Low Riders

Most wheeled EV3 vehicles tend to have a high centre of gravity, which means the model is not as stable as it could be. I set myself the challenge of making neat models with a low centre of gravity, and here are the results. Both models are neat designs using a minimum number of pieces but with good rigidity. Both models have plenty of room at the front for attaching sensors...

The first model keeps the heavy brick very low and the vertical motors put most of the weight on the big wheels, improving their traction, but this model is not as attractive as the second. Actually this model has a fatal error if you want to program the brick through a USB cable - can you spot the problem (see later)?

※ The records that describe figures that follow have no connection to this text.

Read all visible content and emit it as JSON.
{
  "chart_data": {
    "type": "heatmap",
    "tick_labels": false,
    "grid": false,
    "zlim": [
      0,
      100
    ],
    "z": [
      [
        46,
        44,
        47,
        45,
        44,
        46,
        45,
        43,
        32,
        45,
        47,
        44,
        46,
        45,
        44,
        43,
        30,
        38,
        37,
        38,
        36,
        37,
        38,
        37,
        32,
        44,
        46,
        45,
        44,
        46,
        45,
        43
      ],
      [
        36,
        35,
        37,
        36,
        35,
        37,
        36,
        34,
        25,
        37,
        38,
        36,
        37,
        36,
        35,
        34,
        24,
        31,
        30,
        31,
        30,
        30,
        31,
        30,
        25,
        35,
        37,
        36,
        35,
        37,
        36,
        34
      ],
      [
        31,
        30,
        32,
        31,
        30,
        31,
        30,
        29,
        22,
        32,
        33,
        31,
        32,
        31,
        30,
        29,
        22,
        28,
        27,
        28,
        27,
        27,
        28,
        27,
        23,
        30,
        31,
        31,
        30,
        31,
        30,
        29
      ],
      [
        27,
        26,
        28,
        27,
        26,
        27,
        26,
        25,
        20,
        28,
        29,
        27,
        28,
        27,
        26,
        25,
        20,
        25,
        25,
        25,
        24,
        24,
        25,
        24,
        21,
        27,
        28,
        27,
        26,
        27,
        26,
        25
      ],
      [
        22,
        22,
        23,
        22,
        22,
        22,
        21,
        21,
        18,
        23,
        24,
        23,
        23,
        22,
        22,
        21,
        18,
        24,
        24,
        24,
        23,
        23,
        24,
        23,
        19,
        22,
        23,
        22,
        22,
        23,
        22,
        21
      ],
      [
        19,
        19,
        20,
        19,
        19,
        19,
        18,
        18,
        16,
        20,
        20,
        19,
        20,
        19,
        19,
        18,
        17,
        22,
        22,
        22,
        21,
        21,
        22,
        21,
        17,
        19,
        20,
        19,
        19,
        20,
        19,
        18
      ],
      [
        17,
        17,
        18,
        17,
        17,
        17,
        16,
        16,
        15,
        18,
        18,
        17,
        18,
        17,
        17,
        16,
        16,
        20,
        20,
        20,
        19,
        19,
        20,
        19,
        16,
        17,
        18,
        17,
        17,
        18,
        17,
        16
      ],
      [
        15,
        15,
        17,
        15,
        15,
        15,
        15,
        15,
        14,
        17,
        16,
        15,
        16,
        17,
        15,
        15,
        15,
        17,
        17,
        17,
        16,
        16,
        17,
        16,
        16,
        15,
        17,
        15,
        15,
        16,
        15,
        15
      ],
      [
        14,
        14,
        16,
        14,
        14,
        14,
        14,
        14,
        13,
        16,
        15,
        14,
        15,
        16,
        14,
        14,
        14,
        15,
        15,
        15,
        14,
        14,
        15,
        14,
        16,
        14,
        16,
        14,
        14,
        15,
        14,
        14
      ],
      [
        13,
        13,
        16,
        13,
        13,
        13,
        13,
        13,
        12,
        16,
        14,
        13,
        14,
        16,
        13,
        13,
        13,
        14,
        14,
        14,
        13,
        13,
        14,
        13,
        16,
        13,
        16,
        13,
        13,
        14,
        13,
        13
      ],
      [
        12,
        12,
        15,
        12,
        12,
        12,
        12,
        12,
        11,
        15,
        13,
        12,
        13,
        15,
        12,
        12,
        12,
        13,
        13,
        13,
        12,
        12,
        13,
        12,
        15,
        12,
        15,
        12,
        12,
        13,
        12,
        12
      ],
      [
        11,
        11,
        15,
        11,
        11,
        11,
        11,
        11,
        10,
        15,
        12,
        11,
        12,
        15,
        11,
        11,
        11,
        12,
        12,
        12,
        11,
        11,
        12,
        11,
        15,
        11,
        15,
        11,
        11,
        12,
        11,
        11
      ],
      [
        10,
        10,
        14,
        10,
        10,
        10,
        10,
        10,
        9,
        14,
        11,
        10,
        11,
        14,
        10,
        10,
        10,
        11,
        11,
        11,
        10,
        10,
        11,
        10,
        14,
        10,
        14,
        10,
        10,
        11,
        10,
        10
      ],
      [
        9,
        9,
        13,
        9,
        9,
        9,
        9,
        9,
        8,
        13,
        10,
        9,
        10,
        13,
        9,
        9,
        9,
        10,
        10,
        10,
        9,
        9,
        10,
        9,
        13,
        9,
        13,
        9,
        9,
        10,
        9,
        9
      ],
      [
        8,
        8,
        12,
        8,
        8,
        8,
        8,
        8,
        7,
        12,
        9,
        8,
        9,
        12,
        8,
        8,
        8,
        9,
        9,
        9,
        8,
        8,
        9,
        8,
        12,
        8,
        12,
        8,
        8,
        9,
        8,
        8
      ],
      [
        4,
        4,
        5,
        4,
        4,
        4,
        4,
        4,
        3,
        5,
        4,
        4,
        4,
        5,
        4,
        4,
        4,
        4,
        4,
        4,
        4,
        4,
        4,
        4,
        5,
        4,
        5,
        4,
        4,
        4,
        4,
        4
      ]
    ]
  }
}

The second model has an inclined brick for improved ergonomy and legibility. The inclination is based on a 9-8-4 triangle which was a nice design challenge. Note that that ratio doesn't give a perfect right triangle (try applying Pythagoras's theorem) but it's close enough to work in the real world of robotics as opposed to the perfect world of maths! The widely spaced front wheels allow the robot to turn more precisely. The disadvantages of this design include its width at the front, which would make it less than ideal for moving through a maze or between obstacles. Also, rather too much weight is over the castor rather than the driving wheels, giving the driving wheels less traction.

The third model, below, combines the features of the models above, with both vertical motors and an inclined brick (this one is based on a true right triangle with sides 13-12-5).

UPDATE: I was rather proud of these models for a brief while... until I realized that the first and third ones have a major problem. Can you spot it? It's that the 'PC' socket (needed for downloading programs to the brick via a USB cable) is very inaccessible, so these models could only work well if a Bluetooth rather than a USB connection were used. Alternatively, the brick could be turned around to 'face backwards' but I don't like models like that.

UPDATE: A couple of days after making the second model above I saw a similar one in a book, Instant Lego Mindstorms EV3, which looks like a good book for teachers. There are instructions for making it HERE. Here it is:

UPDATE: I noticed that a triangle with sides 4-7-8 is also (like the 4-8-9 triangle) very close to a perfect right (Pythagorean) triangle so this could also be useful in model making.